Going back to the leaf pointer which caused the fatal fault in the first place, we can look at kmalog to gain more insight into what may have been going on here. (Fortunately the panic was observed under a DEBUG kernel)

> fffffe5a5616a000::kmalog

T-0.065070871  addr=fffffe5a5616a000  zfs_btree_leaf_cache
         kmem_slab_free+0x2c7
         kmem_slab_free_constructed+0x7d
         kmem_cache_free+0xd9
         zfs_btree_node_destroy+0x3c
         zfs_btree_next_helper+0xdd
         zfs_btree_destroy_nodes+0x35
         range_tree_vacate+0x184
         dnode_sync+0x3e5
         dmu_objset_sync_dnodes+0x9e
         sync_dnodes_task+0x31
         taskq_thread+0x315
         thread_start+0xb

T-1.982798978  addr=fffffe5a5616a000  zfs_btree_leaf_cache
         kmem_slab_alloc_impl+0x324
         kmem_slab_alloc+0x69
         kmem_cache_alloc+0x193
         zfs_btree_insert_into_leaf+0xb2
         zfs_btree_add_idx+0x1be
         range_tree_add_impl+0xe0c
         range_tree_add+0x13
         dnode_free_range+0x460
         dmu_free_long_range_impl+0x253
         dmu_free_long_range+0x82
         zvol_ioctl+0x6de
         zfsdev_ioctl+0x34a
         cdev_ioctl+0x2b
         spec_ioctl+0x45
         fop_ioctl+0x5b

So it was once valid, and has only recently been freed. Let's look for the function which freed it:

> ::stacks -c range_tree_vacate
THREAD           STATE    SOBJ                COUNT
fffffe007c40bc20 ONPROC   <NONE>                  1
                 dbuf_redirty+0x24
                 dmu_buf_will_dirty_impl+0x8a
                 apix_hilevel_intr_prolog+0xa0
                 apix_do_interrupt+0x56e
                 _interrupt+0x1f2
                 fletcher_2_incremental_native+0x2b
                 fletcher_2_native+0x1e
                 arc_cksum_verify+0xca
                 arc_buf_thaw+0x57
                 arc_release+0x5c5
                 dbuf_release_bp+0x61
                 free_children+0xb0
                 free_children+0x350
                 free_children+0x350
                 dnode_sync_free_range_impl+0x11a
                 dnode_sync_free_range+0x54
                 range_tree_vacate+0x178
                 dnode_sync+0x3e5
                 dmu_objset_sync_dnodes+0x9e
                 sync_dnodes_task+0x31
                 taskq_thread+0x315
                 thread_start+0xb

AhHA, it's still running even. What code is responsible for the behavior in that thread?

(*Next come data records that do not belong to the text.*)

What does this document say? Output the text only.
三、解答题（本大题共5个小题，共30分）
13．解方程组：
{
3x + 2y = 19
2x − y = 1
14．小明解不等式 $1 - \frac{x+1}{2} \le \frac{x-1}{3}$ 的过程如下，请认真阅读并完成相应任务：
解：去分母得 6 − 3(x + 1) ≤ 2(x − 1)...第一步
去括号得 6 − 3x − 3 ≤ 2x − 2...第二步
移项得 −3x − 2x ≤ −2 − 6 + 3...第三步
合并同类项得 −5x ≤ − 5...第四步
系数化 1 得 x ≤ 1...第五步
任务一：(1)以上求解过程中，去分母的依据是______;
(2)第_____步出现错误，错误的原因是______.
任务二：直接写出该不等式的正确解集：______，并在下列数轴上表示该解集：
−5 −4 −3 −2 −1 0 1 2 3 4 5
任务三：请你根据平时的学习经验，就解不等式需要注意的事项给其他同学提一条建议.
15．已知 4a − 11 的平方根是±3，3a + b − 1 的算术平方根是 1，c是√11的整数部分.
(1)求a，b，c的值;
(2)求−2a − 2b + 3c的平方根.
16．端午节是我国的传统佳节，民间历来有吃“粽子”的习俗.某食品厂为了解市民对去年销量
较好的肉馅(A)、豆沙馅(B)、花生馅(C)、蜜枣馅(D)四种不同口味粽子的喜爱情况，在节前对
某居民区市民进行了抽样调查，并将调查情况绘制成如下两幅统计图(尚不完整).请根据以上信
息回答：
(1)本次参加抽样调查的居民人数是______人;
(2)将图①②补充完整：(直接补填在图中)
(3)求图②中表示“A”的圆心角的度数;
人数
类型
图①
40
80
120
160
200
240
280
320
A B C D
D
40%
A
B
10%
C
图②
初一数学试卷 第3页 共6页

        /* process all the "freed" ranges in the file */
        if (dn->dn_free_ranges[txgoff] != NULL) {
                dnode_sync_free_range_arg_t dsfra;
                dsfra.dsfra_dnode = dn;
                dsfra.dsfra_tx = tx;
                dsfra.dsfra_free_indirects = freeing_dnode;
                if (freeing_dnode) {
                        ASSERT(range_tree_contains(dn->dn_free_ranges[txgoff],
                            0, dn->dn_maxblkid + 1));
                }
                mutex_enter(&dn->dn_mtx);
                range_tree_vacate(dn->dn_free_ranges[txgoff],
                    dnode_sync_free_range, &dsfra);
                range_tree_destroy(dn->dn_free_ranges[txgoff]);
                dn->dn_free_ranges[txgoff] = NULL;
                mutex_exit(&dn->dn_mtx);
        }

It appears to be taking the dnode mutex before vacating the free ranges btree. Does that thread hold the mutex?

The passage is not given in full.